At least he has that right. My PCP when I first transferred to him from my previous PCP (who was drinking erratic, and may now be out of practice, but otherwise a very knowledbable guy) he tested for D and I and my wife now take 2,000 units a day of D3. What should HbA1c be? 5.6% is right in the middle of the “acceptable” range on the test report.
Thanks
I don’t see how those people on the 6 servings website sleep at night in the face of such overwhelming evidence. And all they have is “appeal to authority” arguments.
I guess they sleep as well as the tobacco industry.
Yes, indeed, Dave. They are scrambling to carry out damage control from attacks coming from several directions. Then, all of a sudden, this cinderblock hits them on the side of the head called “Wheat Belly.”

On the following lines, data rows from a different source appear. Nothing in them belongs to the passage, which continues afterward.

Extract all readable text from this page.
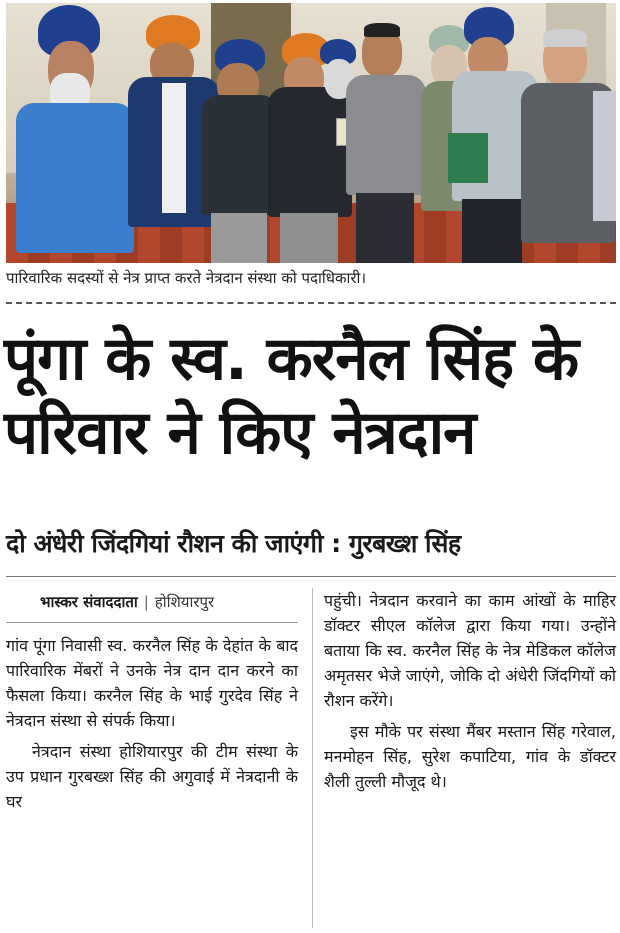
पारिवारिक सदस्यों से नेत्र प्राप्त करते नेत्रदान संस्था को पदाधिकारी।
पूंगा के स्व. करनैल सिंह के
परिवार ने किए नेत्रदान
दो अंधेरी जिंदगियां रौशन की जाएंगी : गुरबख्श सिंह
भास्कर संवाददाता | होशियारपुर

गांव पूंगा निवासी स्व. करनैल सिंह के देहांत के बाद पारिवारिक मेंबरों ने उनके नेत्र दान दान करने का फैसला किया। करनैल सिंह के भाई गुरदेव सिंह ने नेत्रदान संस्था से संपर्क किया।

नेत्रदान संस्था होशियारपुर की टीम संस्था के उप प्रधान गुरबख्श सिंह की अगुवाई में नेत्रदानी के घर

पहुंची। नेत्रदान करवाने का काम आंखों के माहिर डॉक्टर सीएल कॉलेज द्वारा किया गया। उन्होंने बताया कि स्व. करनैल सिंह के नेत्र मेडिकल कॉलेज अमृतसर भेजे जाएंगे, जोकि दो अंधेरी जिंदगियों को रौशन करेंगे।

इस मौके पर संस्था मैंबर मस्तान सिंह गरेवाल, मनमोहन सिंह, सुरेश कपाटिया, गांव के डॉक्टर शैली तुल्ली मौजूद थे।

I almost–almost–feel sorry for them.
They want to ignore all the issues associated with wheat consumption by saying that there are nutrients in it? Wow. That’s an intelligent rebuttal. lol.
Good for you for standing your ground here against the Grain Food Foundation.
Well played Doc.
-JK
Thanks, JK.
Yes, I found their arguments fairly silly. I’ve had better debates with 5-year olds.
How much of the wheat now eaten is GMO? The hybrid “dwarf” high yielder – hybrid or GMO, both???
Hi, Anita–
Surprisingly, none. But let me qualify.
Genetic modification refers to the insertion or deletion of a gene or genes. Wheat has not been genetically-modified. But here’s where the geneticsts start to play games. Wheat has been the recipient of “traditional breeding methods” that includes extensive hybridization (with other wheat strains and non-wheat grasses), back crossing to bring out specific genetic traits, chemical mutagenesis (using toxic chemicals to induce mutations), gamma irradiation, and high-dose x-ray. Ironically, these “traditional breeding methods” are WORSE than genetic-modification, but have been going on for 50 years and are still being used–but not questioned or scrutinized.
Dr. Davis,
Do you recommend eating other types of grains besides wheat? Like oats, quinoa, brown rice, etc? I am a vegan so I get a lot of my protein from things like quinoa in addition to beans and soy. I am also a medical student so I was very interested when I ran across your book. I have noticed that gluten-free foods have recently become very popular and I was wondering why all of these people suddenly realized that they had celiac disease. One other question, is it the gluten protein that is causing all of this trouble or other components of wheat? Thank you.
Taylor
Hi, Taylor–
A common point of confusion: It is NOT about celiac disease or gluten intolerance. It is about a variety of reactions to this corrupt and genetically-manipulated thing called wheat.
I would refer you to my Wheat Belly Blog, as well as the book, Wheat Belly, for further discussion.
Sometimes I think having celiac disease is one of the best things in my life; I have no more joint pain and enough energy to do sprint triathlons (started at age 42) and now CrossFit (at age 46). Sadly, I wonder how much of this grain focussed diet contributed to my mother’s dementia.